What do we call them? Properties vs shows vs brands
What are we selling these days and what do we even call it? Is it a TV programme? A brand? Intellectual property? A toy based on a T-shirt? Or a format based on a video game? Most likely it is one or more of the above or a combination of others not listed. Those who we pitch to are heavily influenced by their industry. Increasingly so, we are working with guys who come from the gaming industry or the app business or publishing or a toyco or a state broadcaster. Expectations of a pitch will differ depending on their background, so try to cater for all tastes, but don’t lose focus on your core characters and story. Cross collaboration between industries in the kids business is happening in the same way that Disney, Turner and Nick run their divisions. So indie businesses must find synergies and partnerships with other likeminded businesses who work in complementary sectors.
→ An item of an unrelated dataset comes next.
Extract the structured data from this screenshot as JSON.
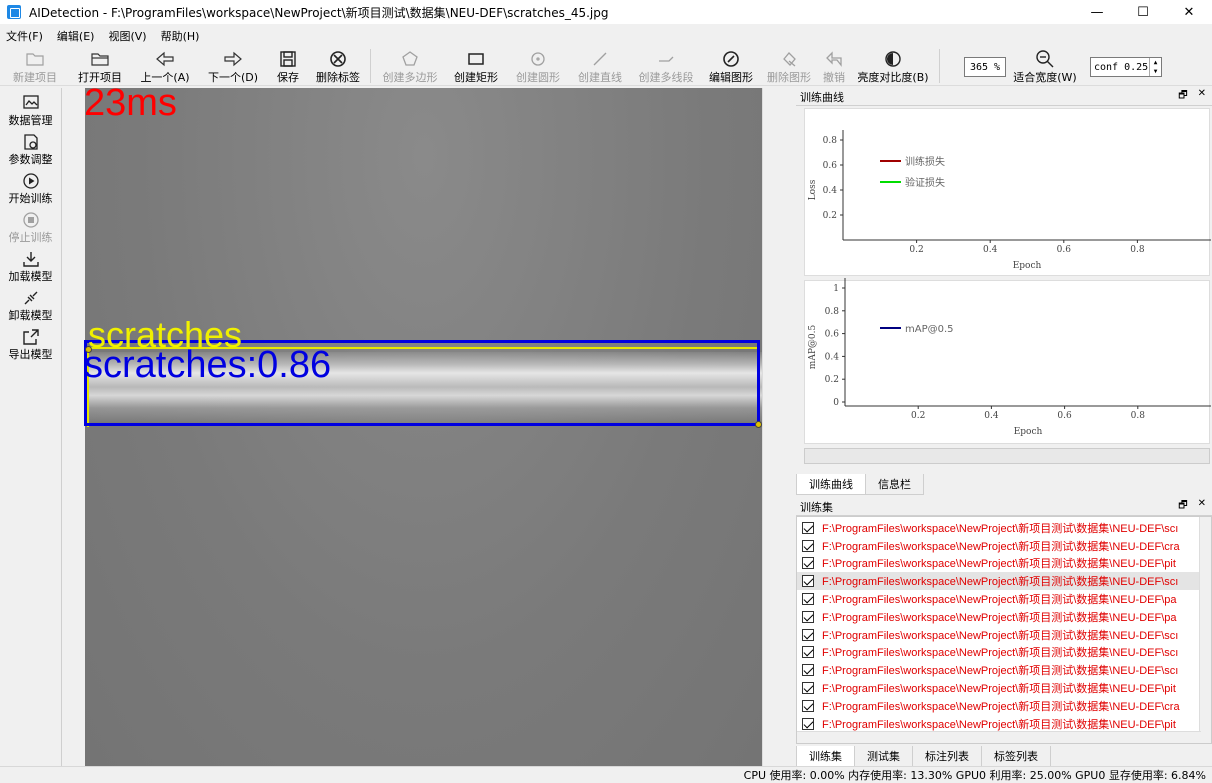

The china crisis – are you “in China” yet?
This was the number one question during the market. If so, how did you get there and who helped you? How to get your business moving in China continues to be a hot topic. Do you go direct to the platforms or hire a well-connected agent? Or do you hire your own guys based in China or perhaps you need a merchandising company first and then a studio partner second or maybe your local government will send you on a trade mission etc? The options are endless. From what I gather, all the above can work. Only time will tell which of them proves to be the most effective long term and who the best partner is. Whatever strategic direction you take, the feverish excitement about China, and the value of deals, continues to rise year on year and it sends out one clear message…. get on the boat / bus / plane and get out there asap! Do meetings, shake hands, exchange cards and pitch in person. It might be a long road, so the sooner you take the first step the better.
The evil follow-up
Not strictly a market musing, the ‘follow up’ is none-the-less one of the most important steps to success and the evil step brother to the MIP meeting. Each follow up email needs to be painstakingly accurate with detailed information to be cross referenced against your scribbled notes where you faintly recall making deal promises over drinks on the Marriott terrace. Every distributer’s nightmare is the offer of a Slovenian dub you gifted to a local SVOD platform, which turns out in fact to be in Slovakian subtitles, while the six-month holdback was actually six years. Another deal going backwards. So now is your chance to put it back together in writing in the cold, sober light of day. Possibly you can sell them another series that you do have the rights and materials for, if only you can a find a link to an actual episode that bloody works. Remember that provided you can craft each hilarious / charming / personal / accurate / relevant ‘follow up’ in no more than 30 minutes and aim to send it to the VIP up the food chain before the next market, you are doing just about ok. Keep calm and follow up!